Tax relief restrictions on pension contributions to remain
The restrictions on pension contributions for high earners announced in the March 2009 Budget, and expanded in the December 2009 Pre-Budget Report, will remain in their current form.
This means that with effect on and from 6 April 2011, tax relief for pension contributions made by high income individuals with gross remuneration packages of £150,000 and over will be restricted.
An individual will be classed as “high income” if his gross income, including his own pension contributions and any charitable donations he makes, is £130,000 or more and his gross income is £150,000 or above when employer pension contributions are included.
Personal Accounts (NEST) schemes
The pensions tax rules will be amended in respect of the registration of the National Employment Savings Trust (NEST), other provisions in the Pensions Act 2008 and the unauthorised borrowing tax charge. These amendments will allow NEST to register with HM Revenue & Customs (HMRC) for tax purposes and to be subject to the same rules as other registered pension schemes.

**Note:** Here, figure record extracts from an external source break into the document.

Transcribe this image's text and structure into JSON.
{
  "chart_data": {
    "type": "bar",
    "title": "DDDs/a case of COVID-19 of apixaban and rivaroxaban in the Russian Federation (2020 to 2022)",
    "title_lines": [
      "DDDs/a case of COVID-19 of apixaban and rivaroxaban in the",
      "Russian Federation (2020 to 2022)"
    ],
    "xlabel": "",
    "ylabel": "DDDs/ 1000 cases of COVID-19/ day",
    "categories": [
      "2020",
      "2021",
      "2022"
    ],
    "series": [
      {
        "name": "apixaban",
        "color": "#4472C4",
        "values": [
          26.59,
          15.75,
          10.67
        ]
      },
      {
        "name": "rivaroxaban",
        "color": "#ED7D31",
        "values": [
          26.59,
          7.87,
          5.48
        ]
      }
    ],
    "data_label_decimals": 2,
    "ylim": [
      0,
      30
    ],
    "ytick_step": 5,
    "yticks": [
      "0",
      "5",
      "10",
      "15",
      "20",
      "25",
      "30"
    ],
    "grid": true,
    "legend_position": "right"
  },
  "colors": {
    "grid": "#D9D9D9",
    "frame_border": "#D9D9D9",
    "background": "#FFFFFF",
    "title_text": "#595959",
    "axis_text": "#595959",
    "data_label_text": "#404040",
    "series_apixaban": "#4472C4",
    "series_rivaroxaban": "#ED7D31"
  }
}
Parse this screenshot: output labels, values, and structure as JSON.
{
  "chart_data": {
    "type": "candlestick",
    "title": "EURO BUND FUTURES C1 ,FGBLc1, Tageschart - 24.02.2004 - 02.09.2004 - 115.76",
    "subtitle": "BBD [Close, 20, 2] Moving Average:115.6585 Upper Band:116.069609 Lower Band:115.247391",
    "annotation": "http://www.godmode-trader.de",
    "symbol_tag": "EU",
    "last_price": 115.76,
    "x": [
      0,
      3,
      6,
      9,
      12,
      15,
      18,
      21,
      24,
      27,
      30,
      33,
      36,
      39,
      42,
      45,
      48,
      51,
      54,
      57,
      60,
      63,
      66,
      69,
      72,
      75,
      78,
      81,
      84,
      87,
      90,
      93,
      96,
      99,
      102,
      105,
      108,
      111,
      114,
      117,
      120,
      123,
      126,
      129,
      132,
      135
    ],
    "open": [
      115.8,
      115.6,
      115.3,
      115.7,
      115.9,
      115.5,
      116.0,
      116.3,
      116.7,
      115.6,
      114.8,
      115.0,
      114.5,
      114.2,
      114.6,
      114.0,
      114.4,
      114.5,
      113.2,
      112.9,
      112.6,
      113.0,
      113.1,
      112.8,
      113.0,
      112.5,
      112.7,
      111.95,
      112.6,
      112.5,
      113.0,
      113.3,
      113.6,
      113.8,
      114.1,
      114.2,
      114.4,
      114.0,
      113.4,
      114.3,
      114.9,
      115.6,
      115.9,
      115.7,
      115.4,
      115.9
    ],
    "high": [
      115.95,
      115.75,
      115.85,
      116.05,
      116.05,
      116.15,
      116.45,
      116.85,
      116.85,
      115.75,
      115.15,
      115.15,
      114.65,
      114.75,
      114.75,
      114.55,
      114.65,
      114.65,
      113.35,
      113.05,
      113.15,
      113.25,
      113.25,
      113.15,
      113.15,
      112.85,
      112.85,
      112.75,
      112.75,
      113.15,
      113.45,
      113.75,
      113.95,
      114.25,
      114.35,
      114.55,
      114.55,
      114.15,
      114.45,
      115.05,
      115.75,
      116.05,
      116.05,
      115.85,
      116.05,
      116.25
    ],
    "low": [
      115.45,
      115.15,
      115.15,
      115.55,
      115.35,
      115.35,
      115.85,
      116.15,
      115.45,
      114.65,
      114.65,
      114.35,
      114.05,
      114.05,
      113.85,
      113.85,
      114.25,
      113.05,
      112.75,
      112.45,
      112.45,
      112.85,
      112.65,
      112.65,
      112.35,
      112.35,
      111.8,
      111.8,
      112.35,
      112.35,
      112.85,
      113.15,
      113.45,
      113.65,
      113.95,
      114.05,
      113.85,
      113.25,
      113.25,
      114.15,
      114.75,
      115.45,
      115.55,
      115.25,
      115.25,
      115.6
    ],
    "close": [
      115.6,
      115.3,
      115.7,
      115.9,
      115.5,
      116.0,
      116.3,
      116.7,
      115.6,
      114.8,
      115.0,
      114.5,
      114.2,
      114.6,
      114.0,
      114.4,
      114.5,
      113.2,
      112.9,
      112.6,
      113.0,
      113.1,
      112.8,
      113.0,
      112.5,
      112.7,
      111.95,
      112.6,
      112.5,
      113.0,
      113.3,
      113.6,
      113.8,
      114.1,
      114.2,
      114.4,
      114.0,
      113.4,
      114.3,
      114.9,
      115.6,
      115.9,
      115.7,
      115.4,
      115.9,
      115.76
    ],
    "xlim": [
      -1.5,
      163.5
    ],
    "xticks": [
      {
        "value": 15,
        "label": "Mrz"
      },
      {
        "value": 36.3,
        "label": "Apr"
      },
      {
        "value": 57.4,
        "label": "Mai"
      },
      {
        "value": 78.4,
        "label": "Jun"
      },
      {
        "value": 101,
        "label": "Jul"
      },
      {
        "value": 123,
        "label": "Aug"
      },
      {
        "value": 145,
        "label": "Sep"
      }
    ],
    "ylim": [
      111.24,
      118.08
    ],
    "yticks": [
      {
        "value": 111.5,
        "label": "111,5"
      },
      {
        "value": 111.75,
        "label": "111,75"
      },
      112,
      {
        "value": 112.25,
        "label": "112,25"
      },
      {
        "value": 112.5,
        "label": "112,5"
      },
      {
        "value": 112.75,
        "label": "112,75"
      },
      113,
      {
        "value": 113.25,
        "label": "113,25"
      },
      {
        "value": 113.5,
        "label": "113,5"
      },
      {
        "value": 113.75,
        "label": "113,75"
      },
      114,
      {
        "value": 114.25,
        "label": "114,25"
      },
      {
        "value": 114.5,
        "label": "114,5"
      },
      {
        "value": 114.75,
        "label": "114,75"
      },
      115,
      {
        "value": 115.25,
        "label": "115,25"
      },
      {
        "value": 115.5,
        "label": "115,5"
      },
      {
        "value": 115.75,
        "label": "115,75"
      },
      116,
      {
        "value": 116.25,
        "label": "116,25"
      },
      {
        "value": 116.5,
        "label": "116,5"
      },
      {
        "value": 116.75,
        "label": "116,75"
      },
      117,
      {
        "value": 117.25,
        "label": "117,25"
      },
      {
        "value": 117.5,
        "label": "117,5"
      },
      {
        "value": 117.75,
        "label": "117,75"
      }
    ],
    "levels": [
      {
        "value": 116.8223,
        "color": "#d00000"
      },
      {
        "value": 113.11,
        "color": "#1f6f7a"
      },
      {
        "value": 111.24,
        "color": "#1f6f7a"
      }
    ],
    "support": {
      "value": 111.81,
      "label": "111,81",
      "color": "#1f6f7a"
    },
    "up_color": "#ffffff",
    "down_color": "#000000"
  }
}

Provisions will also be made to:
- remove the tax liability on any interest charges on late pension contributions made by an employer to qualifying pension schemes;
- provide power to make regulations to deal with any unintended tax consequences that may emerge as a result of the implementation of NEST and the employer duties set out under the Pensions Act 2008; and
- remove the tax charge on borrowing linked to the cost of establishing and operating a registered pension scheme, subject to conditions.
These measures will come into effect under a future Finance Bill to be introduced in the next Parliament.
Trivial commutation rules
The Government will remain open to proposals for simplification of the rules governing the commutation of small pension pots. This is provided that any such simplification would neither increase costs for the Treasury nor add significantly to costs for HMRC, and that it would not be susceptible to manipulation. The Government is particularly interested in proposals extending the rights to commute personal pension funds worth up to £2,000 and allowing couples to pool small pension pots in order to achieve better value by buying a joint life annuity.